Así el Hijo de Dios nos enseña, hermanos míos, que ningún hijo del hombre debe quedar sin amparo, mas, al mismo tiempo, nadie está legitimado para entrar en corazón ajeno rompiendo a su dueño de una patada las costillas que lo protegen.

Y es que, del mismo modo que el Padre nos da cuenta en la Biblia, nuestros prójimos ofrecen testimonio constante de la hospitalidad que nos legó el Altísimo, empero también de lo contrario. Los primeros son personas como Mario Vásquez que, desde Hudea, moviliza a diario una legión de voluntarios para mitigar el hambre de los más desfavorecidos. Él y las monjas que le ayudan hacen de la Tierra un mundo más humano.

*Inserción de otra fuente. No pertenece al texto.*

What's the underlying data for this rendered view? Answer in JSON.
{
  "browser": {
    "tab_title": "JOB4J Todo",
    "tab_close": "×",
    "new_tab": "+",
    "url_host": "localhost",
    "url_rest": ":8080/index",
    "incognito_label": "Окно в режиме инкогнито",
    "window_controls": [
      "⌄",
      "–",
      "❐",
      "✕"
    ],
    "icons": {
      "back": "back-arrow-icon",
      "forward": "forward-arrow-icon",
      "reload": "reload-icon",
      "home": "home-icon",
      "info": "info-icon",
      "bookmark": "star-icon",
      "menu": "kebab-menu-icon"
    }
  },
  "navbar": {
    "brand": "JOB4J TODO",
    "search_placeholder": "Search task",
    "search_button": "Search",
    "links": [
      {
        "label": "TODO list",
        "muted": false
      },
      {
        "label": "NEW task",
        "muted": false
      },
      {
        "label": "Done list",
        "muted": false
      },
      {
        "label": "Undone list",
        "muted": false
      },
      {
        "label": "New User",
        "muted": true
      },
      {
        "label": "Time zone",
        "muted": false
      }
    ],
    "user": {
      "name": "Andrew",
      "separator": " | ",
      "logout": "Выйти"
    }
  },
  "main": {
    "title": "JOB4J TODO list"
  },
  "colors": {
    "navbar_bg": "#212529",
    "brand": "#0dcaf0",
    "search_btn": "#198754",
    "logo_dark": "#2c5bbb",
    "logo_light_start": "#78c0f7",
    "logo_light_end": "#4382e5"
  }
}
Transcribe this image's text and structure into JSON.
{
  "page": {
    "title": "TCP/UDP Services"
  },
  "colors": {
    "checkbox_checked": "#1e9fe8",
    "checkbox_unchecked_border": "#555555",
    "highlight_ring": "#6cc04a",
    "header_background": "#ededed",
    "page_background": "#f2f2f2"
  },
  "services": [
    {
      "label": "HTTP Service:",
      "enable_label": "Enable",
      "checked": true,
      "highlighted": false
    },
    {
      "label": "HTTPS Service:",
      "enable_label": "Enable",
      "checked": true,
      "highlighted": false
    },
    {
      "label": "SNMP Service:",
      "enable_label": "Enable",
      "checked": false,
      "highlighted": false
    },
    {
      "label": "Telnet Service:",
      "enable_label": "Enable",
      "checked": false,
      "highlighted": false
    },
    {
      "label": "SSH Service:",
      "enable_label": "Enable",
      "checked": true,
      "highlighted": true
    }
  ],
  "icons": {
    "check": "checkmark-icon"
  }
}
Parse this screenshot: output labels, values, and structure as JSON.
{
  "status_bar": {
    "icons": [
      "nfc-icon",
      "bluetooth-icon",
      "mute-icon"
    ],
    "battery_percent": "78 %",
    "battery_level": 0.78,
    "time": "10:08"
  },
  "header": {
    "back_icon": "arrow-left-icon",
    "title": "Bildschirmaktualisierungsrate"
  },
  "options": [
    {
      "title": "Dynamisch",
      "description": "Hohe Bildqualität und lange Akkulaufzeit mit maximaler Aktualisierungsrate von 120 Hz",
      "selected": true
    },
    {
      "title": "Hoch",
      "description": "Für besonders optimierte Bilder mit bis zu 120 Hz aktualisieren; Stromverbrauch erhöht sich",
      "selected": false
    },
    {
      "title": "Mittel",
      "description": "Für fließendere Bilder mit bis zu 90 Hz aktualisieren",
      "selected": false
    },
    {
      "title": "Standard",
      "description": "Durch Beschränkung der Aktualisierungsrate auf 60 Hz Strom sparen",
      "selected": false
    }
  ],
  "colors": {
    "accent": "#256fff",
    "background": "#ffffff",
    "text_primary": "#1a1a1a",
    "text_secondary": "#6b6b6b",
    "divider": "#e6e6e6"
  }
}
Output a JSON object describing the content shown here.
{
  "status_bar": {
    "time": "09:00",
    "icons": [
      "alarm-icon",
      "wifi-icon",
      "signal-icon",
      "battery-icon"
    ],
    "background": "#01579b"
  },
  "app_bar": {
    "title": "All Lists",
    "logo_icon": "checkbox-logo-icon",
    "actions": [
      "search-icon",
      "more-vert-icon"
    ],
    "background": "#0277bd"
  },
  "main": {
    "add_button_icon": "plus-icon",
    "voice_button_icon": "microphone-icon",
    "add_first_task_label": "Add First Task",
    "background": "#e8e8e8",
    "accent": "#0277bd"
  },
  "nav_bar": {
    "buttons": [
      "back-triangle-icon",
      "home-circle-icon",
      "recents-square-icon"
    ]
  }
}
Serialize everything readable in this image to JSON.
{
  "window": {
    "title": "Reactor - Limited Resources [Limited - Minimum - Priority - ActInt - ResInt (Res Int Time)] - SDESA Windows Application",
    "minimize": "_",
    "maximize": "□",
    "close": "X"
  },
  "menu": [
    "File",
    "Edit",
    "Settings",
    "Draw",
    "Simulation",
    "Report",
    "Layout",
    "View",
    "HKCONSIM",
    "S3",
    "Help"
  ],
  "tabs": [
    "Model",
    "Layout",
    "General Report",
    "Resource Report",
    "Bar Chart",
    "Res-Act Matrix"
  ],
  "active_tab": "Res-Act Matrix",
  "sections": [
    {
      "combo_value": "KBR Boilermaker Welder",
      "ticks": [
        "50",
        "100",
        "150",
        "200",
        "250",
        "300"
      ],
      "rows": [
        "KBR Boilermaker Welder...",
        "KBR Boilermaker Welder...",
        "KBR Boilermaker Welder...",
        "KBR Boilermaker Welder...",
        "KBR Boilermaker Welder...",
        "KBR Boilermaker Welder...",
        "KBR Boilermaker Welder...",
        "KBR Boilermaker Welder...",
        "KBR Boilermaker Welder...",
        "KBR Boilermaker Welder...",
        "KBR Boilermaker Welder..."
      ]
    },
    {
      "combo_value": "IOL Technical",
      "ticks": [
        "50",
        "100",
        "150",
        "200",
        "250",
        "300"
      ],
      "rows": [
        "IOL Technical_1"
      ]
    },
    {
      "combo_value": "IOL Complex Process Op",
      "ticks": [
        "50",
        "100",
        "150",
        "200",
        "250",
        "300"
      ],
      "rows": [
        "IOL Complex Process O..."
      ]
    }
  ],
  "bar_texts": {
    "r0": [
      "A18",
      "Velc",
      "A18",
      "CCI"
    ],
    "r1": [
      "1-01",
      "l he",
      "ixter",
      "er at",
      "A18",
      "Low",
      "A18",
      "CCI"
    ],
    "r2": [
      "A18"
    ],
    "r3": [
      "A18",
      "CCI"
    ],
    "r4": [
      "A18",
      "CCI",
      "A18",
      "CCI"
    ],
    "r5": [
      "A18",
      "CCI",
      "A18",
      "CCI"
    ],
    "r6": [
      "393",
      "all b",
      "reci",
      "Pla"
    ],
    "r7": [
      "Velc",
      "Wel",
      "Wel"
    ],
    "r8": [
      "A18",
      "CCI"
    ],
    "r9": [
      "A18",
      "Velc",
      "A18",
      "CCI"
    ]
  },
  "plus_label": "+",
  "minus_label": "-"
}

Empero, del mismo modo, podría hablaros del hombre que construyó una casa. Dedicaba los días y las noches que el trabajo le permitía para levantar paredes y obrarla a su gusto. Sólo paraba la faena cuando el sudor que corría por su frente alcanzaba tal caudal que le nublaba la vista.

Así discurrían las jornadas hasta que, en cierta ocasión, no pudo entrar a la que pretendía fuera algún día su morada. Alguien había abierto la puerta y cambiado la cerradura.

Escuchó ruido en el interior y pidió explicaciones, mas sólo encontró insultos a cambio. A través de una de las ventanas pudo ver cómo el intruso meaba contra el tabique aún húmedo por el sudor con que lo había erigido apenas unas horas antes.

Del mismo modo, no ha mucho supimos que un ruidoso ejército de okupas había conquistado buena parte de la ciudad moderna de Vera. Algo así como los hijos de Putin han hecho en el Donbás.

Tras su llegada, los intrusos se hicieron fuertes, tomaron las calles y el vecindario emprendió un éxodo en busca del Mar de la Tranquilidad, tal vez sin saber que es un paraje desierto en la cara más visible de la luna.

Y empezó la reconquista. Las huestes municipales invocaron a Nuestra Señora de las Huertas, los Desamparados y la Inhabitabilidad para recuperar los inmuebles perdidos, en pos de retornar el orden y el concierto que nunca debieron desaparecer.

Y este monje se pregunta y, al tiempo, amados míos, os inquiere ¿dó está la justicia de los hombres? Pues tan humanos son los Vásquez que alberga el universo como el de aquellos que orinan sobre el sudor ajeno.

So la divina, ya sabemos. Si es preciso, los panes y los peces se multiplican. Empero, de ser menester, el Hijo de Dios expulsará a los okupas a golpe de correa. A fuer de ser quemado en vida, este anciano fraile siempre estuvo del lado del Padre. Pensad, pensad y, en tanto, vale.